Each of these essays is intensely personal, yet there is a difference right off from the essay I usually read. Each starts with a sentence or two that immediately pulls the reader in and makes them want to know more. What are "greedy eyes?" What was the "load" Rusty wanted to "lighten" and why did it happen in the summer of 1979? What doesn't Elizabeth want her parents to hear? Why is she "gulping and trembling?"
Compare this with lines like, "I came from a family of coal miners," or "In 1975, at age 15, I was paralyzed in freak accident" or "I'm very shy." These first lines would all lead into the same story, but while the reader might feel sympathy, they may also be wondering why it matters. Once the essayist elicits that reaction, it takes a lot of catching up to gain back readers' interest and trust if you can manage it at all.

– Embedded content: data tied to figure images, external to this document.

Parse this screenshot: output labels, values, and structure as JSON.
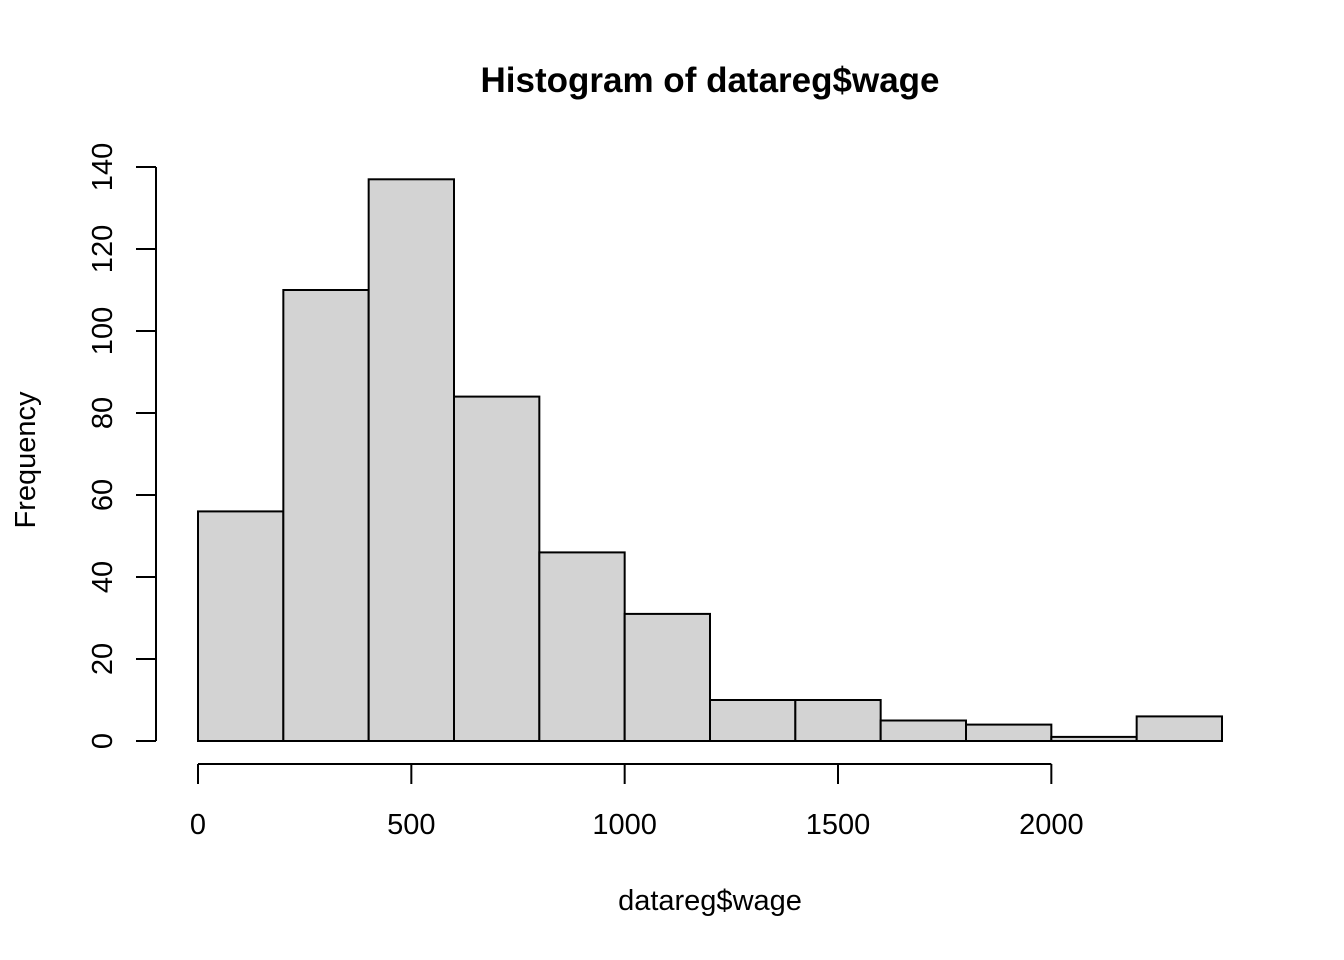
{
  "chart_data": {
    "type": "bar",
    "title": "Histogram of datareg$wage",
    "xlabel": "datareg$wage",
    "ylabel": "Frequency",
    "bin_edges": [
      0,
      200,
      400,
      600,
      800,
      1000,
      1200,
      1400,
      1600,
      1800,
      2000,
      2200,
      2400
    ],
    "values": [
      56,
      110,
      137,
      84,
      46,
      31,
      10,
      10,
      5,
      4,
      1,
      6
    ],
    "xlim": [
      0,
      2400
    ],
    "ylim": [
      0,
      140
    ],
    "x_ticks": [
      0,
      500,
      1000,
      1500,
      2000
    ],
    "y_ticks": [
      0,
      20,
      40,
      60,
      80,
      100,
      120,
      140
    ],
    "bar_color": "#d3d3d3",
    "grid": false,
    "legend": "none"
  }
}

Another mistake personal essayists make is thinking that nonfiction means a pass on creativity. The story may be true, but it still needs to be expressed creatively. These three essays don't just tell you a story, they create images. Anyone who has gone through family photographs has an image of what Erin is looking at and looking for with her "greedy eyes." Elizabeth could have used the standard shaking hands, but instead we see her "fingernails gnawed down to nubbins." Rusty actually pulled a little sleight of hand. He took what could have been a cliched expression, "emotional baggage" and expanded upon, making it feel unique.
Finally, all three of these have, in their own way, avoided one of the biggest mistakes, which is making the personal essay too personal. Like the friend who always talks about her own problems and isn't interested in yours, the whining memoir can be grating. Even when someone suffers what is beyond imagining for many of us, as with Water Line, while we may feel sympathy we also wonder why we need to know this particular story. The why in this case is the story of a man who, eventually, decided to accept what life dealt him and move on. Erin could have taken the path of being caught between two worlds, but that would have portrayed her own situation as more trying than that of her coal mining relatives. And what does Elizabeth's essay tell us? "Look into their eyes and see my laughter." In other words, don't pity me.

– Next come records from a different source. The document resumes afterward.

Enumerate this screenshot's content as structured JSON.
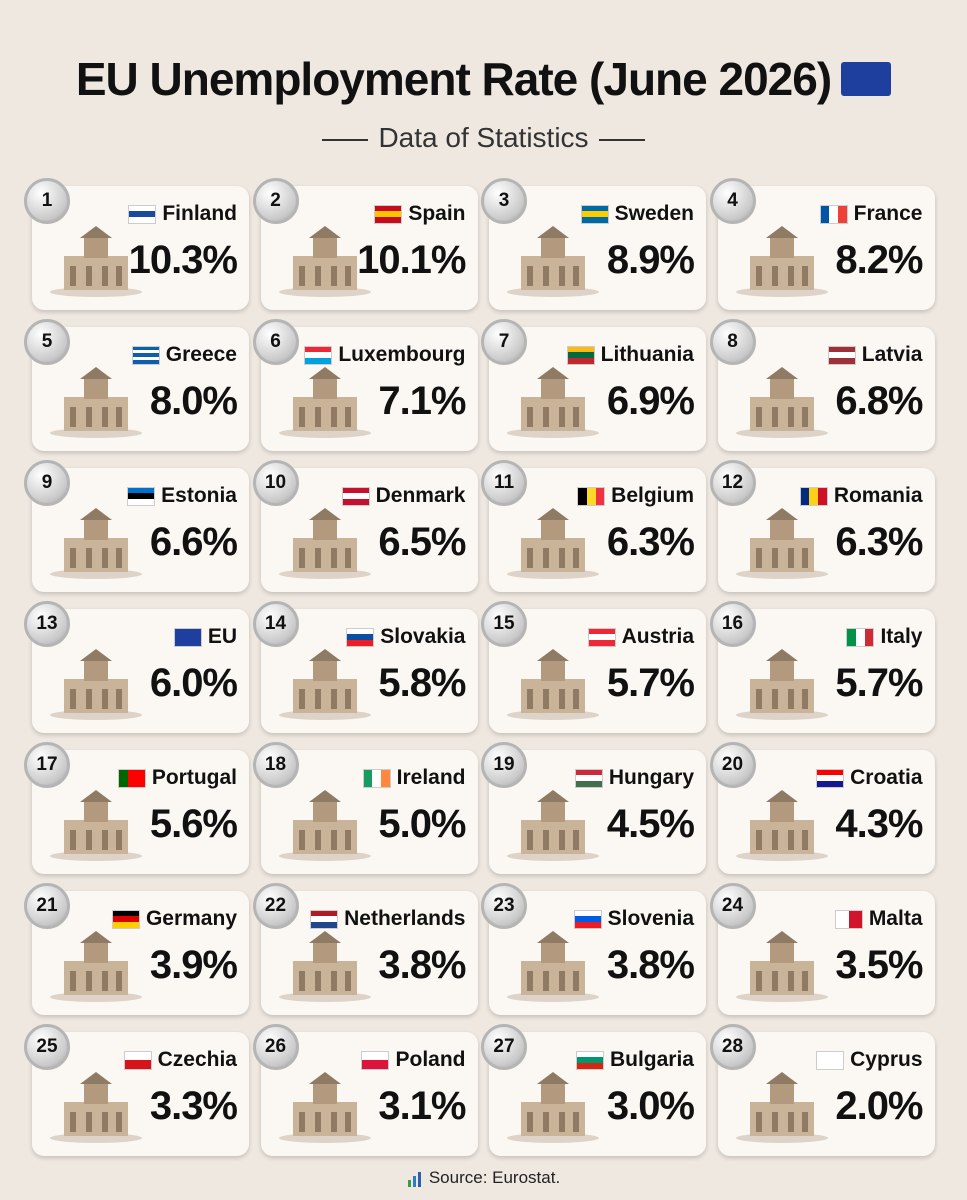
{
  "header": {
    "title": "EU Unemployment Rate (June 2026)",
    "subtitle": "Data of Statistics"
  },
  "cards": [
    {
      "rank": 1,
      "country": "Finland",
      "rate": "10.3%"
    },
    {
      "rank": 2,
      "country": "Spain",
      "rate": "10.1%"
    },
    {
      "rank": 3,
      "country": "Sweden",
      "rate": "8.9%"
    },
    {
      "rank": 4,
      "country": "France",
      "rate": "8.2%"
    },
    {
      "rank": 5,
      "country": "Greece",
      "rate": "8.0%"
    },
    {
      "rank": 6,
      "country": "Luxembourg",
      "rate": "7.1%"
    },
    {
      "rank": 7,
      "country": "Lithuania",
      "rate": "6.9%"
    },
    {
      "rank": 8,
      "country": "Latvia",
      "rate": "6.8%"
    },
    {
      "rank": 9,
      "country": "Estonia",
      "rate": "6.6%"
    },
    {
      "rank": 10,
      "country": "Denmark",
      "rate": "6.5%"
    },
    {
      "rank": 11,
      "country": "Belgium",
      "rate": "6.3%"
    },
    {
      "rank": 12,
      "country": "Romania",
      "rate": "6.3%"
    },
    {
      "rank": 13,
      "country": "EU",
      "rate": "6.0%"
    },
    {
      "rank": 14,
      "country": "Slovakia",
      "rate": "5.8%"
    },
    {
      "rank": 15,
      "country": "Austria",
      "rate": "5.7%"
    },
    {
      "rank": 16,
      "country": "Italy",
      "rate": "5.7%"
    },
    {
      "rank": 17,
      "country": "Portugal",
      "rate": "5.6%"
    },
    {
      "rank": 18,
      "country": "Ireland",
      "rate": "5.0%"
    },
    {
      "rank": 19,
      "country": "Hungary",
      "rate": "4.5%"
    },
    {
      "rank": 20,
      "country": "Croatia",
      "rate": "4.3%"
    },
    {
      "rank": 21,
      "country": "Germany",
      "rate": "3.9%"
    },
    {
      "rank": 22,
      "country": "Netherlands",
      "rate": "3.8%"
    },
    {
      "rank": 23,
      "country": "Slovenia",
      "rate": "3.8%"
    },
    {
      "rank": 24,
      "country": "Malta",
      "rate": "3.5%"
    },
    {
      "rank": 25,
      "country": "Czechia",
      "rate": "3.3%"
    },
    {
      "rank": 26,
      "country": "Poland",
      "rate": "3.1%"
    },
    {
      "rank": 27,
      "country": "Bulgaria",
      "rate": "3.0%"
    },
    {
      "rank": 28,
      "country": "Cyprus",
      "rate": "2.0%"
    }
  ],
  "footer": {
    "source": "Source: Eurostat."
  }
}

All three of these demonstrate that personal doesn't have to focus on "me, myself, and I."
For more on this subject see my post, Writing the Personal Essay: Avoid These Pitfalls on the Roses & Thorns Blog from June 16, 2007
One note here: Any essay I chose to publish in The Rose & Thorn while I was there was obviously considered to be well above the competition. I just can't cover them all and I also don't have time to go through every issue to remind myself.